Prove by induction:
$$\sum_{i=0}^n 3^i =\frac {1}{2} (3^{n+1}-1)$$
Now, i know how to do the first step and i understand it but then i have a problem with the second step which is showing that its true for n+1.
My question is:
Is this notation corect:
$$\sum_{i=0}^{n+1} 3^i =\frac {1}{2} (3^{n+2}-1)$$ Which of these is corect and why? $$\sum_{i=0}^{n+1} 3^i =\sum_{i=0}^{n} 3^i+n+1$$ or $$\sum_{i=0}^{n+1} 3^i =\sum_{i=0}^{n} 3^{n+1}$$
On
Notation looks good.
Your base case is:
$$\sum_{i=0}^0{3^i}=3^0=1$$ $$\frac12(3^1-1)=\frac12(2)=1$$ so true for $n=0$
Inductive Step:
Assume the statement true for $n=k$, that is:
$$\sum_{i=0}^k{3^i}=\frac12(3^{k+1}-1)$$ Then show for $n=k+1$. We use that:
$$\sum_{i=0}^{k+1}{3^i}=\sum_{i=0}^{k}{3^i}+3^{k+1}$$ This is the correct expansion of that sum as opposed to what you suggested. We achieve this by finding the $(k+1)$th term of the sum and adding it to the summation to $k$ terms.
So you need to show that:
$$\frac12(3^{k+1}-1)+3^{k+1}=\frac12(3^{k+2}-1)$$
Neither of those is correct, but the first one is closer.
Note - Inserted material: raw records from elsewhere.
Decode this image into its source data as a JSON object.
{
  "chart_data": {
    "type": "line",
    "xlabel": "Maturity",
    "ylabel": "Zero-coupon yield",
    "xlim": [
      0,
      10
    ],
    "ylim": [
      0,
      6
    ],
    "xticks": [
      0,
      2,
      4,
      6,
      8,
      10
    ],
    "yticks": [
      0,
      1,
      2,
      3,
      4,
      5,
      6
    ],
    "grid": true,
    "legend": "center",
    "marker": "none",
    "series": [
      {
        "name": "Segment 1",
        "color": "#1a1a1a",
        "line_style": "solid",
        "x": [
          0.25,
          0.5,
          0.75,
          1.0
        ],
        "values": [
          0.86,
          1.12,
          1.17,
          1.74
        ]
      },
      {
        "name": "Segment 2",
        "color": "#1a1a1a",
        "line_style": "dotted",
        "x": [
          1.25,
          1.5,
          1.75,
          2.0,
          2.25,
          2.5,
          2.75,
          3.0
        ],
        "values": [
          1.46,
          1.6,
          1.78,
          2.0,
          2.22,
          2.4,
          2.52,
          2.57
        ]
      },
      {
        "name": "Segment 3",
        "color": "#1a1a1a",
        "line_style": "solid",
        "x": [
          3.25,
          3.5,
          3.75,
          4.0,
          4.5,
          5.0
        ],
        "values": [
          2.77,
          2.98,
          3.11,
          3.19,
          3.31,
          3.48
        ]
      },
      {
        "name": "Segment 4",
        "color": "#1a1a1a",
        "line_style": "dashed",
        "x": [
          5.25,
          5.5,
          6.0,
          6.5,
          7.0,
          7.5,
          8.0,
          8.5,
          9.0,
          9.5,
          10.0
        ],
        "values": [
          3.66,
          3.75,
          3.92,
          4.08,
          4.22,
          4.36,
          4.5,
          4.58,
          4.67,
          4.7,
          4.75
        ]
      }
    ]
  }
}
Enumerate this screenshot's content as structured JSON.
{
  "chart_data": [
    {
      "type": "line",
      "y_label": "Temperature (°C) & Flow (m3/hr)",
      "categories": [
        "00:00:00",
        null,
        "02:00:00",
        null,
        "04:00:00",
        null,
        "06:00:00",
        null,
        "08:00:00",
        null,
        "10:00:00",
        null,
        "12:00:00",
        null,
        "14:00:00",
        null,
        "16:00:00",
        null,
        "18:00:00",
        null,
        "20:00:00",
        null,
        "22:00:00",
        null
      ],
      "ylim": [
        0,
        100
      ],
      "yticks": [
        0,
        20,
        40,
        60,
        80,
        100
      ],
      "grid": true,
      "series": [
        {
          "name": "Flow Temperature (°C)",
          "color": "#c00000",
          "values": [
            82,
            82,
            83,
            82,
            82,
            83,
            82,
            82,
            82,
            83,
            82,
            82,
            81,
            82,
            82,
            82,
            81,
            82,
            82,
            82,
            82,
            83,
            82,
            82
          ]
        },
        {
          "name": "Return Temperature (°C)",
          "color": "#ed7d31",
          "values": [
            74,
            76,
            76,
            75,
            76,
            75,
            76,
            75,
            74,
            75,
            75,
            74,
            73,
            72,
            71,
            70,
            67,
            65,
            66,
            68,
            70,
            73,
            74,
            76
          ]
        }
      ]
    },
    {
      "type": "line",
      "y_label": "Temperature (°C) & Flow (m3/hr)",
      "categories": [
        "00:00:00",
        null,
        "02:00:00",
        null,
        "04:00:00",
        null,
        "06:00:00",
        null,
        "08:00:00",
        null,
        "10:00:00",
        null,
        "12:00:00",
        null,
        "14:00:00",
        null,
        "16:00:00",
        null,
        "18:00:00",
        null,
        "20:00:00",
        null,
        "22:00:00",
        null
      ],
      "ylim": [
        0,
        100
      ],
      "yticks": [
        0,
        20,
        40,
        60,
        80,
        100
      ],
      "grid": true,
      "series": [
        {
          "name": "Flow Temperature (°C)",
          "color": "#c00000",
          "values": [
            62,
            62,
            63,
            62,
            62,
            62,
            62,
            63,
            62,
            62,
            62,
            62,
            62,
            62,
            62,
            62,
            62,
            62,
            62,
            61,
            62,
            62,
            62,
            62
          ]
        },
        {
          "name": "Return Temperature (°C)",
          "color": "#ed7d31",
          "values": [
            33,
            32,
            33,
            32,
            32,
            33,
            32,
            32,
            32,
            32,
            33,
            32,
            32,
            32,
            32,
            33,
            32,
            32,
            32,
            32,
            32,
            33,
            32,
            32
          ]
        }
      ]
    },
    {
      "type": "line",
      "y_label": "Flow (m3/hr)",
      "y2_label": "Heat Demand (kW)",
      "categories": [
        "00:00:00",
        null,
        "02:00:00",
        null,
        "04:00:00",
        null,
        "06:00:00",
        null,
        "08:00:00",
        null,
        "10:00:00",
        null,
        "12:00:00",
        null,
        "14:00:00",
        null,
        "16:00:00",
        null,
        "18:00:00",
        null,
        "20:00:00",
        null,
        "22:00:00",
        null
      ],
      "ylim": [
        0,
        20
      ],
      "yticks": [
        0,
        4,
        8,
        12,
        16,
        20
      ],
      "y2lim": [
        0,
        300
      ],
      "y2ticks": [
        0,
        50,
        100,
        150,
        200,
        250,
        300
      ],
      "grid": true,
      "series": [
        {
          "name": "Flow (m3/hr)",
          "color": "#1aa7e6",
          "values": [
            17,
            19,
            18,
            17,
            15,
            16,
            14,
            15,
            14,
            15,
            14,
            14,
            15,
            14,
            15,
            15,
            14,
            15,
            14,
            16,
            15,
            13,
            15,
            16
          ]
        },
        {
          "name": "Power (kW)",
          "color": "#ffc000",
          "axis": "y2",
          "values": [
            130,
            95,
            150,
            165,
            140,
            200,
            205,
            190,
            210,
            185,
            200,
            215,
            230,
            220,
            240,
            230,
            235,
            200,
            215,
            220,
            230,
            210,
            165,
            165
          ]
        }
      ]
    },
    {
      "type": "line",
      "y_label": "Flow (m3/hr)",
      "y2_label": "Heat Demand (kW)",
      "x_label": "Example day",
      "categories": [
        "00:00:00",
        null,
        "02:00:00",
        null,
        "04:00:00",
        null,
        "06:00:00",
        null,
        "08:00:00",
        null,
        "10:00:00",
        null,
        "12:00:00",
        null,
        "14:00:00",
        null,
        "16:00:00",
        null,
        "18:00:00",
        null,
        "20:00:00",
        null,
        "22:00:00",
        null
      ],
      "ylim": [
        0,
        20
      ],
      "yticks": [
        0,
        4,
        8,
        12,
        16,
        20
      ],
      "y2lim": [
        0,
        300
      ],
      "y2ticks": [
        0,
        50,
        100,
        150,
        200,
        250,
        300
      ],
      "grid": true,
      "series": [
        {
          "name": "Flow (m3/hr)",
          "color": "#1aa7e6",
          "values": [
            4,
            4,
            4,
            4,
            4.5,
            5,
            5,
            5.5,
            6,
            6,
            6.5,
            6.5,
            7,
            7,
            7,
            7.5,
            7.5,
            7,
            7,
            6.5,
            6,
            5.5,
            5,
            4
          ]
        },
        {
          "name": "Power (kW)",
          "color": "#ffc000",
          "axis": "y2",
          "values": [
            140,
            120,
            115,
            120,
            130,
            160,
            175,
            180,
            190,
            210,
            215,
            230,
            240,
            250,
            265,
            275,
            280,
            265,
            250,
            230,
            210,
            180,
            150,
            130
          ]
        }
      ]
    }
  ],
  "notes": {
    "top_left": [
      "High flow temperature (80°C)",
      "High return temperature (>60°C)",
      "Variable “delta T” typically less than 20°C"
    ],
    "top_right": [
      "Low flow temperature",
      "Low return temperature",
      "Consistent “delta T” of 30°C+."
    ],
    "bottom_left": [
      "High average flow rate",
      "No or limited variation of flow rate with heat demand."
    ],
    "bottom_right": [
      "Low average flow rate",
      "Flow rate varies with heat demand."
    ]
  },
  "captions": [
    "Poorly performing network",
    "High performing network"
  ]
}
What you want to say is $$\sum_{i=0}^{n+1}3^{i}=\sum_{i=0}^{n}3^{i}+3^{n+1}$$ since $3^{n+1}$ is the extra term missing from the sum on the right hand side. To complete the proof, the induction hypothesis implies that the right hand side is $$\frac{1}{2}(3^{n+1}-1)+3^{n+1}=\frac{3}{2}\cdot3^{n+1}-\frac{1}{2}=\frac{1}{2}\cdot 3^{n+2}-\frac{1}{2}=\frac{1}{2}(3^{n+2}-1)$$